Typically there is a desire to reduce size of electronic units, while lowering associated assembly costs and improving overall ruggedness. In particular, many electronic units such as hand hold mobile terminals, communication units, and the like have various assembly costs, and are generally susceptible to damage during employment in harsh environments. Such units are generally assembled by enclosing internal electrical components, such as key pads, a central processing unit (CPU) board, display, and internal wiring, within a housing made of plastic or another structural material.
In general, the key pad for such electronic apparatus is comprised of a circuit board, a frame, and a set of key switches respectively mounted in respective holes on the frame. When a key switch is clicked, a respective contact at the circuit board is triggered that causes the circuit board to output a corresponding electrical signal. Because the key switches consist of a number of parts, and are respectively placed in their respective position on the frame, gaps can exist in the common boundaries through which external environmental contaminants (e.g., water) can pass to the inside of the key pad assembly, and adversely affect its functionality.
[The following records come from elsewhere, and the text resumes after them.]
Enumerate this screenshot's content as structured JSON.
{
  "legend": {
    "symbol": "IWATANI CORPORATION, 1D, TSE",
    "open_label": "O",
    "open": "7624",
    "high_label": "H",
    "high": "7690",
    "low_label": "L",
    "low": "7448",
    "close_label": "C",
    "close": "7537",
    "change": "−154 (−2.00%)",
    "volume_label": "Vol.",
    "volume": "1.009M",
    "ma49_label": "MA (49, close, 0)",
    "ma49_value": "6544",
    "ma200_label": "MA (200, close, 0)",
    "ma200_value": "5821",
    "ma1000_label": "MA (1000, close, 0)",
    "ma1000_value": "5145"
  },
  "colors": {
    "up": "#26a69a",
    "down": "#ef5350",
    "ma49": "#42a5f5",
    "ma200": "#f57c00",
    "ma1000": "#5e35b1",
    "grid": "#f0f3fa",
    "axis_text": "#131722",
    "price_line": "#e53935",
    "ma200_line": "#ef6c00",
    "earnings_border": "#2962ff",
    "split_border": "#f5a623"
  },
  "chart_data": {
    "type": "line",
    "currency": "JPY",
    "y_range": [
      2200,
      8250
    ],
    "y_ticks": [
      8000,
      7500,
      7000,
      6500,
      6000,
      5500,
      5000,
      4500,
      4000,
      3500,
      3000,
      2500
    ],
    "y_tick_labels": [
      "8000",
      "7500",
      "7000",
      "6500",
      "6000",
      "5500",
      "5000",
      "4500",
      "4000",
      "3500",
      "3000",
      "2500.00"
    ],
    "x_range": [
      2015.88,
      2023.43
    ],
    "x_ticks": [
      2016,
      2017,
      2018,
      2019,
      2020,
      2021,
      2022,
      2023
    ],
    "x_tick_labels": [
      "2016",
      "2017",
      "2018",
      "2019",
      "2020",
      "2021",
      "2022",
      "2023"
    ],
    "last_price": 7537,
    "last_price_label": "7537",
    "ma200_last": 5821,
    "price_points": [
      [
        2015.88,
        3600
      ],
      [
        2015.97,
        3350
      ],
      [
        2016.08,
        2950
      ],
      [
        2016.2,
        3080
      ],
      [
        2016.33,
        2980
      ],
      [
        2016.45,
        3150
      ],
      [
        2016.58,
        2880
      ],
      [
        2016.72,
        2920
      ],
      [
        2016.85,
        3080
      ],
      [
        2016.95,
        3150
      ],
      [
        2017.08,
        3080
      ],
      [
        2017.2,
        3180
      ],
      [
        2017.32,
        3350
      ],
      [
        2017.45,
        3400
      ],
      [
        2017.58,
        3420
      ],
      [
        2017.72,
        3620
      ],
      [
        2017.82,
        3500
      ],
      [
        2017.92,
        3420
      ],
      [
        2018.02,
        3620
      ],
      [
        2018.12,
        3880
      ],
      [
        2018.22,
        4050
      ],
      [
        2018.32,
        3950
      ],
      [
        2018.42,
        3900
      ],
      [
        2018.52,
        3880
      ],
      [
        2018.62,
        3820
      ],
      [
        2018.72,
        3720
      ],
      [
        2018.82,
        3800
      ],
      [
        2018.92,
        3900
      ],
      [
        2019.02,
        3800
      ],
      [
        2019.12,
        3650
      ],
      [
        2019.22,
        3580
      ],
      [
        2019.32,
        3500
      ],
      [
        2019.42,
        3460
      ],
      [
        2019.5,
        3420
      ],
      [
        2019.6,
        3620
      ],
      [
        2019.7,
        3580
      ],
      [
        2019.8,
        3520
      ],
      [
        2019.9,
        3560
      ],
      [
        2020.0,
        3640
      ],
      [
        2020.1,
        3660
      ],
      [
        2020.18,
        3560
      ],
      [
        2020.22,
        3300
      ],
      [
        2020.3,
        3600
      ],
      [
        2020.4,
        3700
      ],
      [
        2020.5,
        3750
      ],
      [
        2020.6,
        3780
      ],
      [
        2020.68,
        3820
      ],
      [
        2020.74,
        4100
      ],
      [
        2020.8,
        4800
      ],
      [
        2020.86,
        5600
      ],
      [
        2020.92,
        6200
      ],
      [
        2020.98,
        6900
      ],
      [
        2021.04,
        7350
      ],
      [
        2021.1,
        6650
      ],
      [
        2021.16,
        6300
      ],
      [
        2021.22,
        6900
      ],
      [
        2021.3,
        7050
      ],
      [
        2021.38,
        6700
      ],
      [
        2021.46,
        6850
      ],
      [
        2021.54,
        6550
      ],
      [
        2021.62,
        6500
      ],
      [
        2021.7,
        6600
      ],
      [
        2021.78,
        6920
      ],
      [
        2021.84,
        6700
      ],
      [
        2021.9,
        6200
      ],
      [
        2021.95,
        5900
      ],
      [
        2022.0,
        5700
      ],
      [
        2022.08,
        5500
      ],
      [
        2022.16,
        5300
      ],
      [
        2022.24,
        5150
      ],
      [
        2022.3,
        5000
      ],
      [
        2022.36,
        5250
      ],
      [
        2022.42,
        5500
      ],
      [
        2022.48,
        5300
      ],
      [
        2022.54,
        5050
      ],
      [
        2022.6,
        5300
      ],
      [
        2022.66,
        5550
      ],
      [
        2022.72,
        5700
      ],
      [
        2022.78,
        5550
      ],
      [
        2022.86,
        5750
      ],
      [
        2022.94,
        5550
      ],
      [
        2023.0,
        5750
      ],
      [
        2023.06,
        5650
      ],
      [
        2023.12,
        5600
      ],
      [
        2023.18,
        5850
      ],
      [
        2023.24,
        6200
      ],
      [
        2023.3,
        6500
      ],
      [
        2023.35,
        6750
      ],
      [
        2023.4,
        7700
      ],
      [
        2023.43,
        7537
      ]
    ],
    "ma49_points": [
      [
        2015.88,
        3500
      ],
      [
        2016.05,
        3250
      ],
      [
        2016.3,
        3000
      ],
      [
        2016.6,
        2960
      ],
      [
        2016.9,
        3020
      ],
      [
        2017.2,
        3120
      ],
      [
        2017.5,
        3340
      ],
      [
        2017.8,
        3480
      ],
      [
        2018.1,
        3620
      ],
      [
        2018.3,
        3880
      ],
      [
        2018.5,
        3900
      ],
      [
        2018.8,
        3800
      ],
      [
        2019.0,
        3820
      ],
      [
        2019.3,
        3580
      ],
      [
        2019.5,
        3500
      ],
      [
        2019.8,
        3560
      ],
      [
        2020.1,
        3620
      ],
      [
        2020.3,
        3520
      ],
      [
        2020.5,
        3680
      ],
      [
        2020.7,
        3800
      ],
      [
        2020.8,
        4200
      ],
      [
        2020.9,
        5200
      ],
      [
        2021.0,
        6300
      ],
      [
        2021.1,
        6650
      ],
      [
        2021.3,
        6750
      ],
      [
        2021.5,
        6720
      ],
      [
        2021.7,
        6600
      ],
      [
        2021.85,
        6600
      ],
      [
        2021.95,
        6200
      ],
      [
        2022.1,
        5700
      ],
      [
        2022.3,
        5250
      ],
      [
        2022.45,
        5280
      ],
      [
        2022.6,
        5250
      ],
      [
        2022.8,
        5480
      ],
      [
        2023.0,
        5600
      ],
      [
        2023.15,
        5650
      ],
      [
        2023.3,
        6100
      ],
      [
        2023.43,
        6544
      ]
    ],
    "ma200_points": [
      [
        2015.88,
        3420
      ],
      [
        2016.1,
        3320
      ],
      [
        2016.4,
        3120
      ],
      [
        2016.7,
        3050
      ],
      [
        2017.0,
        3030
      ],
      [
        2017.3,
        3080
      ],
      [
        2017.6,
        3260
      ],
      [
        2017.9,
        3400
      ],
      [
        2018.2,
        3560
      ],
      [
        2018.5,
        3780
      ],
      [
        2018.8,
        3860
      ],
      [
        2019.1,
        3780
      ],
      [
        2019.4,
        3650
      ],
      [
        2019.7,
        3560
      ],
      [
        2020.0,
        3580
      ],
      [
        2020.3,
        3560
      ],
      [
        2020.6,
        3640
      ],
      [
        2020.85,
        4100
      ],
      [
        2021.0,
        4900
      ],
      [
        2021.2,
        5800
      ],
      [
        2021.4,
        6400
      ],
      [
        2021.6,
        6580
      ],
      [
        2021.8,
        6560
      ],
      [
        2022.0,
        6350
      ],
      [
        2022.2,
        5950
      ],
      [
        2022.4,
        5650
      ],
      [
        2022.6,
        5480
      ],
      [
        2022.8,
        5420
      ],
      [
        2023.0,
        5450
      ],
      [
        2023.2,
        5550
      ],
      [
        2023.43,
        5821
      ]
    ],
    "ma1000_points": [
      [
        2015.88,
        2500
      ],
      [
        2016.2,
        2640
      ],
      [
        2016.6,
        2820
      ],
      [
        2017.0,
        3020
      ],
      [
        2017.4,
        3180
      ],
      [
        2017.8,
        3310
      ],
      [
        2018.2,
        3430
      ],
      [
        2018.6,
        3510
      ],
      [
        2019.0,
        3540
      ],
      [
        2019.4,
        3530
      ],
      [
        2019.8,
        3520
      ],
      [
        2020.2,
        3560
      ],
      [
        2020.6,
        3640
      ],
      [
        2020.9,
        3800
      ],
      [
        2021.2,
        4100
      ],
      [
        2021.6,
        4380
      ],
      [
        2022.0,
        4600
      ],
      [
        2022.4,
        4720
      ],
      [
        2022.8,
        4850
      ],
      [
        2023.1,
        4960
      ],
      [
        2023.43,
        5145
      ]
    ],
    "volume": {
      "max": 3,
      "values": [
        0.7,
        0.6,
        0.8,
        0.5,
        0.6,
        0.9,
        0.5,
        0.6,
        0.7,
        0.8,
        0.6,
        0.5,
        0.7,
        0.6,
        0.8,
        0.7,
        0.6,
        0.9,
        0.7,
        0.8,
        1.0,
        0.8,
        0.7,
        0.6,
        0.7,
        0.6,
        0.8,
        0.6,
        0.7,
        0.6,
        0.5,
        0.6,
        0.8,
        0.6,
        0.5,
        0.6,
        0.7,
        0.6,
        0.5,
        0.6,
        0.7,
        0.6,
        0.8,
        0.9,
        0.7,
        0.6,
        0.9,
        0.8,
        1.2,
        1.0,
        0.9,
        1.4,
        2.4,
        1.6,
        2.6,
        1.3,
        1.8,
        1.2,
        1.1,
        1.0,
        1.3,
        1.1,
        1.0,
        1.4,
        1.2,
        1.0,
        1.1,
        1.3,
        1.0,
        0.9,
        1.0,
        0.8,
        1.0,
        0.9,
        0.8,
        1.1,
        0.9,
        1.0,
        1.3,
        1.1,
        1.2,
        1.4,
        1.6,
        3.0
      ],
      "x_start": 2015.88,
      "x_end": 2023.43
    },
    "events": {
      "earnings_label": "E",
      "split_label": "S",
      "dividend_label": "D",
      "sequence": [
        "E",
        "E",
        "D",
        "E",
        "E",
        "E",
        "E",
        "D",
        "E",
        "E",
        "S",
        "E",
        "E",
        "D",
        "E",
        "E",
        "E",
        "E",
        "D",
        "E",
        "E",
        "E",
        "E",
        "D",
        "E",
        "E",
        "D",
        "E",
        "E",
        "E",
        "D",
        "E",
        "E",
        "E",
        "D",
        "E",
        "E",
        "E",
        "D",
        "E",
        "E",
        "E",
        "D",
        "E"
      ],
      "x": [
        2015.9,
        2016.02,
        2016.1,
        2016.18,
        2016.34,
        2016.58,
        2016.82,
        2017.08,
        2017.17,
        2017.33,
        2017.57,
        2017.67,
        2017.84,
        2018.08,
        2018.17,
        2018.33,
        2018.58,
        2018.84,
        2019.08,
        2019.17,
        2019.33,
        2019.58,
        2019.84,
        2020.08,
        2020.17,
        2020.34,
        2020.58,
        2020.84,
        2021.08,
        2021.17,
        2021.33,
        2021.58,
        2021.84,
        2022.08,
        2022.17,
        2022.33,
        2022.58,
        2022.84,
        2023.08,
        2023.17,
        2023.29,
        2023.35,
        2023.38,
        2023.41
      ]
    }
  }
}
In addition, in fabrication of such key pad assembly there are costs associated with various mechanical overheads for holding a plurality of key pad components in place. Moreover, a typical assembly of such key pad components into a compartment that houses the electronic unit can require several manufacturing processes. For example, before a housing for the electronic unit is fastened together, the key pad and other components must be assembled to a sub frame, to the housing, or to some other subassembly. Such assembly steps are generally time consuming and expensive in manufacturing.
At the same time, for many electronic units with keypads there are applications wherein associated printed circuit board and electronic components of the key pad can be exposed to high shock conditions and accelerations during deployment. In particular, with an increasing number of electronic circuitry in the form of printed circuit boards, the need has commensurately increased to ensure that associated electronic components of a key pad, as well as the electrical interconnections and the substrate on which the electrical interconnections are printed, are securely mounted on the host unit, while at the same time being easily replaceable should a need arise.
Therefore, there is a need to overcome the aforementioned deficiencies associated with conventional devices.